Although the Preludes can be played individually to great effect, they constitute a single large work. Harmonically, they revolve around a single key (C-sharp minor), and there is even a slight instance of cyclicism, in which the main theme of No. 6 becomes the accompaniment in an episode of No. 8. In his notes to the original LP, musicologist Peter Eliot Stone described the cycle as follows:
“Each of the Eight Preludes sets up a particular pianistic problem. The first, for example, demands extraordinary control of the pedal in order to sustain the long melodic line punctuated by chordal outbursts, often at the opposite end of the keyboard. In the second prelude, allegro tranquillo, a theme with both contour and syncopated rhythm typical of Martin graciously sings out in the right hand, while the left hand moves along regularly in eighth notes.
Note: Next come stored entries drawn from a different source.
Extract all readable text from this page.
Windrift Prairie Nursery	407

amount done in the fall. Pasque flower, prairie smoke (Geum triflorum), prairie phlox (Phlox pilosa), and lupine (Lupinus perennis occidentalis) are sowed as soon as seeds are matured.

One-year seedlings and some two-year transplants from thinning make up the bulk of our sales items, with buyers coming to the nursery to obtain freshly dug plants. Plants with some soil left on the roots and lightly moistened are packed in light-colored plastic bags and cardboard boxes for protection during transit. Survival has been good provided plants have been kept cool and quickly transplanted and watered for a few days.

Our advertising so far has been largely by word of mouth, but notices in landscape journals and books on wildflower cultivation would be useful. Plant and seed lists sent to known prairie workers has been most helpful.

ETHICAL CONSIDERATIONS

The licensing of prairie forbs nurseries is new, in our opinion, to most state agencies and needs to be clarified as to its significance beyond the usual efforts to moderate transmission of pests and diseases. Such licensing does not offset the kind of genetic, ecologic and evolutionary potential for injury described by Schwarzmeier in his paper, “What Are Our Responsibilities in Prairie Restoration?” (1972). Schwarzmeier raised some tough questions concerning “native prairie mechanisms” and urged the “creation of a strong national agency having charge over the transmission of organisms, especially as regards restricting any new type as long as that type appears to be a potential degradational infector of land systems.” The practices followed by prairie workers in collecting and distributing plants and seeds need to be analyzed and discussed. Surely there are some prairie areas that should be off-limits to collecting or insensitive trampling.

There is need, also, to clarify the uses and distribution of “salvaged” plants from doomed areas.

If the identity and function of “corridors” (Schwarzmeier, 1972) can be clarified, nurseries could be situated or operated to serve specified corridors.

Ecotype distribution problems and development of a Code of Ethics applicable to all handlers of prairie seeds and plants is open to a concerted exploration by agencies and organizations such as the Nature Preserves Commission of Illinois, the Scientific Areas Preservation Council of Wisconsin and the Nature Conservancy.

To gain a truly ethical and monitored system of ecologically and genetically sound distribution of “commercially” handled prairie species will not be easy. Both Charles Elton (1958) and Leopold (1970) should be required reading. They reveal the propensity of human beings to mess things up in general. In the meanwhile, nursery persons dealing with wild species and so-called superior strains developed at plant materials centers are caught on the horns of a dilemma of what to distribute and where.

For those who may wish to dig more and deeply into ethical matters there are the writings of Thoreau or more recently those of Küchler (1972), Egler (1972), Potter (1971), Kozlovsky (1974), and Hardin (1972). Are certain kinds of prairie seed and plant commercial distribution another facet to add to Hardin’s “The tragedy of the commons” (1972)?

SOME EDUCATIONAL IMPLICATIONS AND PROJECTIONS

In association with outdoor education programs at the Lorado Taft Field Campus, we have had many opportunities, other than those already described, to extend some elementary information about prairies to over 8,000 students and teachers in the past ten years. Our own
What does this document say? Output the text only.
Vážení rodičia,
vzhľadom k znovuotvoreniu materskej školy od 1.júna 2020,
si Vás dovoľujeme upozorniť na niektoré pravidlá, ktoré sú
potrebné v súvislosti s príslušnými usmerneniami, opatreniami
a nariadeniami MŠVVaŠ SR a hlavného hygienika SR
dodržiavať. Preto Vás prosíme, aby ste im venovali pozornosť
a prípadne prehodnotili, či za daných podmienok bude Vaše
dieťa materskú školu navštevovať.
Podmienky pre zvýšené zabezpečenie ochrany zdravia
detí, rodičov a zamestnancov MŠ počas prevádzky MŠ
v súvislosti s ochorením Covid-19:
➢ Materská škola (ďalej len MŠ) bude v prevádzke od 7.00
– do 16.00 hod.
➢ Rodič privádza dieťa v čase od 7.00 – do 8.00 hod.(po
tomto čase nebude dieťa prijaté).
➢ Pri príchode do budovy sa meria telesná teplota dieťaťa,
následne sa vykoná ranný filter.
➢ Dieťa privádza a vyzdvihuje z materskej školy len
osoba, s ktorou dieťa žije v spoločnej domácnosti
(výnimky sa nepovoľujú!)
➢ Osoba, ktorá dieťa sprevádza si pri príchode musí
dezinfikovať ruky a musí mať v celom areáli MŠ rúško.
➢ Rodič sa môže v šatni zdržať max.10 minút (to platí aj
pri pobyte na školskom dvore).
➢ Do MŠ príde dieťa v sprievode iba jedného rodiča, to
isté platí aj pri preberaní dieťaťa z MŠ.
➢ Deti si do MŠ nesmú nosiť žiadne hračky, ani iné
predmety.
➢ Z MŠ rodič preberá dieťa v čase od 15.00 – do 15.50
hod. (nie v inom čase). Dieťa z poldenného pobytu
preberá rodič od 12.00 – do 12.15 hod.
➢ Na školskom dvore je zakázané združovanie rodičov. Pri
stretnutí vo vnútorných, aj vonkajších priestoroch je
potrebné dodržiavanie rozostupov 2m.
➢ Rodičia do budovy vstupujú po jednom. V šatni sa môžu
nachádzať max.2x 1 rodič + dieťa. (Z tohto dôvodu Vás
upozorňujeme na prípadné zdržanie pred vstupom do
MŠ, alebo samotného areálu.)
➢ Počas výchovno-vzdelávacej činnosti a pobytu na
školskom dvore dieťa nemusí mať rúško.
The third prelude has been described as ‘an atonalist’s dream projection of Chopin’s macabre Prelude No. 2, Op. 28.’ Martin would have taken offense with the atonalist tag, but the resemblance is clearly there.
“The fourth prelude, an allegro, prescribes rhythmic rigor in a chromatic setting in which the right hand must expressively play a succession of triads in a singing fashion against a staccato left hand. The fifth prelude, a virtuoso étude, initially unleashes a vivace monophonic line, but as the piece progresses, chords begin to punctuate the line, as do bits of counterpoint. Gradually, the prelude accretes a richer and thicker texture. Rare for Martin are the melodic leaps of the sixth prelude, an andante grazioso; typical of him is the strict canon between the two voices.
“The last two preludes are large-scale works. The seventh begins at a lento pace, exploring the possibilities of left-hand solo writing. Subsequently, the music for left hand is reiterated, but this time with other material for right hand added, and the prelude closes softly and impressionistically as it began. With its union of colour and stern counterpoint, it represents the quintessence of the composer’s style. The closing prelude, a rondo, also bears the unmistakable stamp of Martin, with its main theme composed of a fanfare-like juxtaposition of triads. From start to finish it moves at breakneck speed with a harmonic and rhythmic vigor that borders on violence, and provides a fitting conclusion to the cycle.”
I should mention that my interpretation of No. 7, which clearly is the emotional crux of the set, represents one of very few occasions when I have felt compelled to disregard deliberately a composer’s indication — in this case, the tempo marking of the central section which is considerably faster than mine. Maria Martin, the composer’s widow, while enthusiastic about the overall performance, suggested that Martin himself would have taken exception to my introspective interpretation. I accept that criticism, of course, but nevertheless confess that the passage of close to twenty years has done nothing to alter my own conception of this wondrous work.